2019 a été l'année du podcast. La couverture médiatique sur ce thème a été importante. De plus en plus d'éditeurs en ont lancés, mais cela sauvera-t-il vraiment le secteur ? A côté des plus connus, comme le New York Times Daily ou le Guardian, certains clients d'Advantage ont développé les leurs. Bayard Presse vient de lancer le sien pour les 7 à 11 ans, et De Telegraaf a également lancé une série.

Cependant, les éditeurs pénètrent sur un terrain concurrentiel où ils ne sont pas nécessairement les mieux placés. Il y a les stations de radio, notamment publiques (Radio France, la BBC...) dont les programmes en format podcast sont bien connus et ont une audience considérable. Il y a aussi les acteurs spécialisés comme Majelan en France ou Parcast aux Etats-Unis, qui créent et diffusent du contenu. Mais le marché est particulièrement bien couvert par les acteurs du streaming comme Spotify, qui vient d'acheter Parcast, ou Apple qui dispose de l'un des principaux canaux d'accès avec son application de lecture des podcast. Enfin, il y a des éditeurs de livres dont le marché des livres audio connait une croissance rapide. Dans le cas d'Audible, son propriétaire Amazon n'est jamais loin.
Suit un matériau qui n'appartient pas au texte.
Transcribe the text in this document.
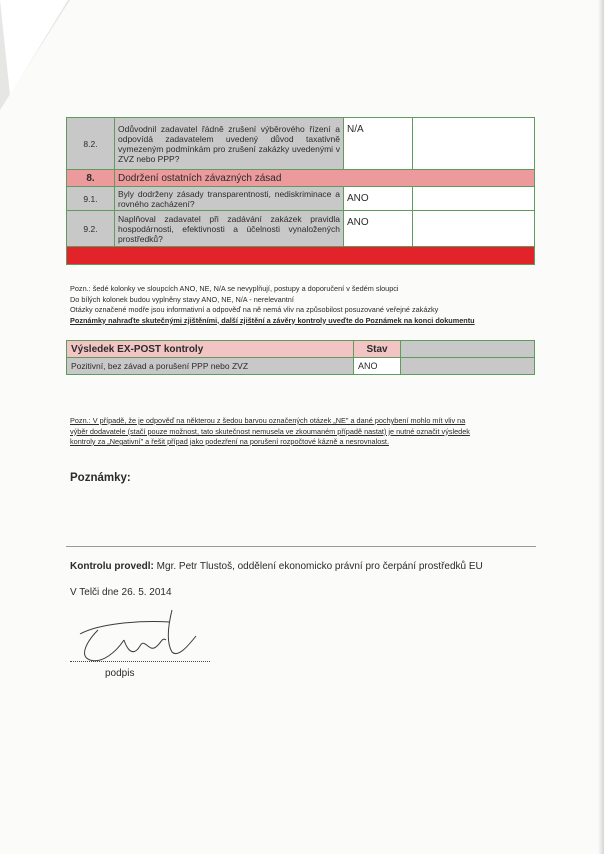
8.2.	Odůvodnil zadavatel řádně zrušení výběrového řízení a odpovídá zadavatelem uvedený důvod taxativně vymezeným podmínkám pro zrušení zakázky uvedenými v ZVZ nebo PPP?	N/A	
8.	Dodržení ostatních závazných zásad		
9.1.	Byly dodrženy zásady transparentnosti, nediskriminace a rovného zacházení?	ANO	
9.2.	Naplňoval zadavatel při zadávání zakázek pravidla hospodárnosti, efektivnosti a účelnosti vynaložených prostředků?	ANO	

Pozn.: šedé kolonky ve sloupcích ANO, NE, N/A se nevyplňují, postupy a doporučení v šedém sloupci
Do bílých kolonek budou vyplněny stavy ANO, NE, N/A - nerelevantní
Otázky označené modře jsou informativní a odpověď na ně nemá vliv na způsobilost posuzované veřejné zakázky
Poznámky nahraďte skutečnými zjištěními, další zjištění a závěry kontroly uveďte do Poznámek na konci dokumentu
Výsledek EX-POST kontroly	Stav	
Pozitivní, bez závad a porušení PPP nebo ZVZ	ANO	
Pozn.: V případě, že je odpověď na některou z šedou barvou označených otázek „NE" a dané pochybení mohlo mít vliv na
výběr dodavatele (stačí pouze možnost, tato skutečnost nemusela ve zkoumaném případě nastat) je nutné označit výsledek
kontroly za „Negativní" a řešit případ jako podezření na porušení rozpočtové kázně a nesrovnalost.
Poznámky:
Kontrolu provedl: Mgr. Petr Tlustoš, oddělení ekonomicko právní pro čerpání prostředků EU
V Telči dne 26. 5. 2014
podpis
Un modèle viable pour rentabiliser les podcasts reste à trouver. La principale source de revenus demeure la publicité, mais ses chiffres sont faibles, malgré le doublement du volume en un an. Le financement par les auditeurs est moins fréquent, bien que The Anfield Wrap, une chaîne dédiée au journalisme sportif, ait réussi à attirer plus de 10 000 abonnés à 5 livres par mois. Mais en l'absence d'un modèle rentable, les éditeurs justifient leurs investissements par l'anticipation des conversions en abonnements. Le New York Times Daily tente d'atteindre un public très jeune, dans l'espoir d'inculquer une habitude. L'engagement fort manifesté par les auditeurs intéresse également le Financial Times, qui y voit un terreau fertile pour la prospection. Le Monde en France a peut-être trouvé un moyen concret d'y parvenir, en construisant des podcasts conçus comme des extensions d'articles. Après l'avoir écouté, le taux de visite aux articles "sources" en ligne augmente considérablement. L'approche suivie par Le Monde reste en phase de test mais offre une nouvelle stratégie - donnant aux abonnés un accès premium au podcast.
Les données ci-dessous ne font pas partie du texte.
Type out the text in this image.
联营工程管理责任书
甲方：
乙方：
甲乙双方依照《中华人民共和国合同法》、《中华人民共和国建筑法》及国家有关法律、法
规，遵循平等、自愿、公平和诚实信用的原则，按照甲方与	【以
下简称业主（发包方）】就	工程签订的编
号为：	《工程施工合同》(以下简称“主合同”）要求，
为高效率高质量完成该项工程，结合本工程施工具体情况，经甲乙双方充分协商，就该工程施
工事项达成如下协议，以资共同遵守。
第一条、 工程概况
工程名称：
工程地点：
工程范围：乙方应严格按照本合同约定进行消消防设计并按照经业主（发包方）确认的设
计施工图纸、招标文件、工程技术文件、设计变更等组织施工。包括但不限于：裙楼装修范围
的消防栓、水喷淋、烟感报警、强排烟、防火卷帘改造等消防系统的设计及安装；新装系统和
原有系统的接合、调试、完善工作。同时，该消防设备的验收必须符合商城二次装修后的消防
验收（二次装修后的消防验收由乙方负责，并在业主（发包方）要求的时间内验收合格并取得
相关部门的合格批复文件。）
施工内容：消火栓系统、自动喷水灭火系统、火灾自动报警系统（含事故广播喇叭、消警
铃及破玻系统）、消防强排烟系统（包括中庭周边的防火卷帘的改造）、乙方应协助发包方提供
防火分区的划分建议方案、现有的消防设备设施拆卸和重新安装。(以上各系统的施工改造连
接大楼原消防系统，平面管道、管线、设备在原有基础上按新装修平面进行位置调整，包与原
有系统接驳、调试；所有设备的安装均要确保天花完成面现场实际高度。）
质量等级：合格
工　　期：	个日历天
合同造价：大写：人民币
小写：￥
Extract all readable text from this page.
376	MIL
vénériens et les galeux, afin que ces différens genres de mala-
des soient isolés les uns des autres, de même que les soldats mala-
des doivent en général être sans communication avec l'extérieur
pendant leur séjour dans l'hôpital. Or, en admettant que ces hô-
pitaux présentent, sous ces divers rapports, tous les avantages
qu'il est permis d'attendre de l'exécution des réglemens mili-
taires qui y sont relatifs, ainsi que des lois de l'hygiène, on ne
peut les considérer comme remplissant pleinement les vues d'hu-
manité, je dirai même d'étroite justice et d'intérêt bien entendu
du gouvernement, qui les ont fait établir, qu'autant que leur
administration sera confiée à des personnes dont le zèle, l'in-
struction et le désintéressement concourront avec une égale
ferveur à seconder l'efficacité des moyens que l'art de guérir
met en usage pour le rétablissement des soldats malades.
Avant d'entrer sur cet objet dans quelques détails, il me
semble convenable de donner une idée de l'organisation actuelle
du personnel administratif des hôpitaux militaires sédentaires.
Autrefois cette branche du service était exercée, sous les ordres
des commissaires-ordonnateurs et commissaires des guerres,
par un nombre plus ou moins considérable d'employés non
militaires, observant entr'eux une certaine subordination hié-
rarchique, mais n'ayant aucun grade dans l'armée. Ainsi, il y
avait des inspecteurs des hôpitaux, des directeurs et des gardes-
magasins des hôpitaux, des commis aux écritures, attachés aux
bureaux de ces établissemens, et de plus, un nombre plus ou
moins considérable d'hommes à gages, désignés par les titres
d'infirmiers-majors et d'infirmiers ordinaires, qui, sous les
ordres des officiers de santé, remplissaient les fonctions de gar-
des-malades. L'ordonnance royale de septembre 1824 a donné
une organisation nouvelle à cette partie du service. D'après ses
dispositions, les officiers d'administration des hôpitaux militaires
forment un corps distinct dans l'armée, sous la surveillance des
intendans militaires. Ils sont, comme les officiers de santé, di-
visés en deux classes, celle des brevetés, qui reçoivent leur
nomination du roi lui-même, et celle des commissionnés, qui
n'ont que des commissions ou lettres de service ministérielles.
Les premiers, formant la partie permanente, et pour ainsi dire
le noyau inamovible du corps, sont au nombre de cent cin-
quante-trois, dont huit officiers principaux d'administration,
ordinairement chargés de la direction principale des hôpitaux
Outre le podcast émerge une approche plus prometteuse reliant journalisme et abonnements. Lors du Digital Innovation Summit à Berlin en 2017, un consultant rappela à l'auditoire un constat évident mais négligé : votre contenu est votre principal atout, alors ne le donnez pas ! Son message pointait principalement les réseaux sociaux où les actifs éditoriaux n'ont pratiquement aucun rendement. Deux ans plus tard, lors du INMA Digital Innovation Summit 2019 à Stockholm, le thème du journalisme pilotant les abonnements donna lieu à quelques présentations fascinantes.
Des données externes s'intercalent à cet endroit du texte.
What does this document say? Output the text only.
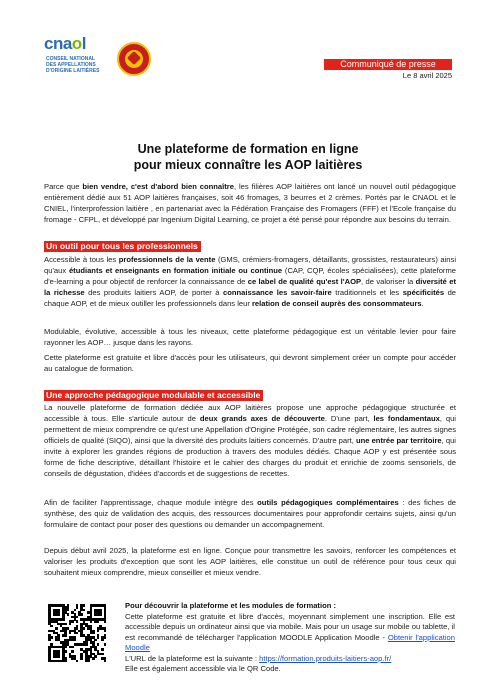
cnaol
CONSEIL NATIONAL DES APPELLATIONS D'ORIGINE LAITIÈRES
Communiqué de presse
Le 8 avril 2025
Une plateforme de formation en ligne
pour mieux connaître les AOP laitières
Parce que bien vendre, c'est d'abord bien connaître, les filières AOP laitières ont lancé un nouvel outil pédagogique entièrement dédié aux 51 AOP laitières françaises, soit 46 fromages, 3 beurres et 2 crèmes. Portés par le CNAOL et le CNIEL, l'interprofession laitière , en partenariat avec la Fédération Française des Fromagers (FFF) et l'Ecole française du fromage - CFPL, et développé par Ingenium Digital Learning, ce projet a été pensé pour répondre aux besoins du terrain.
Un outil pour tous les professionnels
Accessible à tous les professionnels de la vente (GMS, crémiers-fromagers, détaillants, grossistes, restaurateurs) ainsi qu'aux étudiants et enseignants en formation initiale ou continue (CAP, CQP, écoles spécialisées), cette plateforme d'e-learning a pour objectif de renforcer la connaissance de ce label de qualité qu'est l'AOP, de valoriser la diversité et la richesse des produits laitiers AOP, de porter à connaissance les savoir-faire traditionnels et les spécificités de chaque AOP, et de mieux outiller les professionnels dans leur relation de conseil auprès des consommateurs.
Modulable, évolutive, accessible à tous les niveaux, cette plateforme pédagogique est un véritable levier pour faire rayonner les AOP… jusque dans les rayons.
Cette plateforme est gratuite et libre d'accès pour les utilisateurs, qui devront simplement créer un compte pour accéder au catalogue de formation.
Une approche pédagogique modulable et accessible
La nouvelle plateforme de formation dédiée aux AOP laitières propose une approche pédagogique structurée et accessible à tous. Elle s'articule autour de deux grands axes de découverte. D'une part, les fondamentaux, qui permettent de mieux comprendre ce qu'est une Appellation d'Origine Protégée, son cadre réglementaire, les autres signes officiels de qualité (SIQO), ainsi que la diversité des produits laitiers concernés. D'autre part, une entrée par territoire, qui invite à explorer les grandes régions de production à travers des modules dédiés. Chaque AOP y est présentée sous forme de fiche descriptive, détaillant l'histoire et le cahier des charges du produit et enrichie de zooms sensoriels, de conseils de dégustation, d'idées d'accords et de suggestions de recettes.
Afin de faciliter l'apprentissage, chaque module intègre des outils pédagogiques complémentaires : des fiches de synthèse, des quiz de validation des acquis, des ressources documentaires pour approfondir certains sujets, ainsi qu'un formulaire de contact pour poser des questions ou demander un accompagnement.
Depuis début avril 2025, la plateforme est en ligne. Conçue pour transmettre les savoirs, renforcer les compétences et valoriser les produits d'exception que sont les AOP laitières, elle constitue un outil de référence pour tous ceux qui souhaitent mieux comprendre, mieux conseiller et mieux vendre.
Pour découvrir la plateforme et les modules de formation :
Cette plateforme est gratuite et libre d'accès, moyennant simplement une inscription. Elle est accessible depuis un ordinateur ainsi que via mobile. Mais pour un usage sur mobile ou tablette, il est recommandé de télécharger l'application MOODLE Application Moodle - Obtenir l'application Moodle
L'URL de la plateforme est la suivante : https://formation.produits-laitiers-aop.fr/
Elle est également accessible via le QR Code.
En fait, la croissance des Paywall, et en particulier le modèle freemium, place les journalistes dans la position de décider si leurs articles doivent être disponibles gratuitement ou nécessitent d'être achetés. Alexandra Beverfjord, rédactrice en chef et PDG de Dagesbladet (Aller Media) rappela la question quotidienne posée pour chaque article : doit-il être gratuit ou "derrière le mur" ? Le quotidien Le Temps va plus loin, demandant à chaque journaliste d'indiquer la valeur contributive de l'article pour l'entreprise. Alors que le paywall métré était géré par le marketing, Marc Isler de Tamedia souligne le rôle clé des équipes éditoriales dans le freemium.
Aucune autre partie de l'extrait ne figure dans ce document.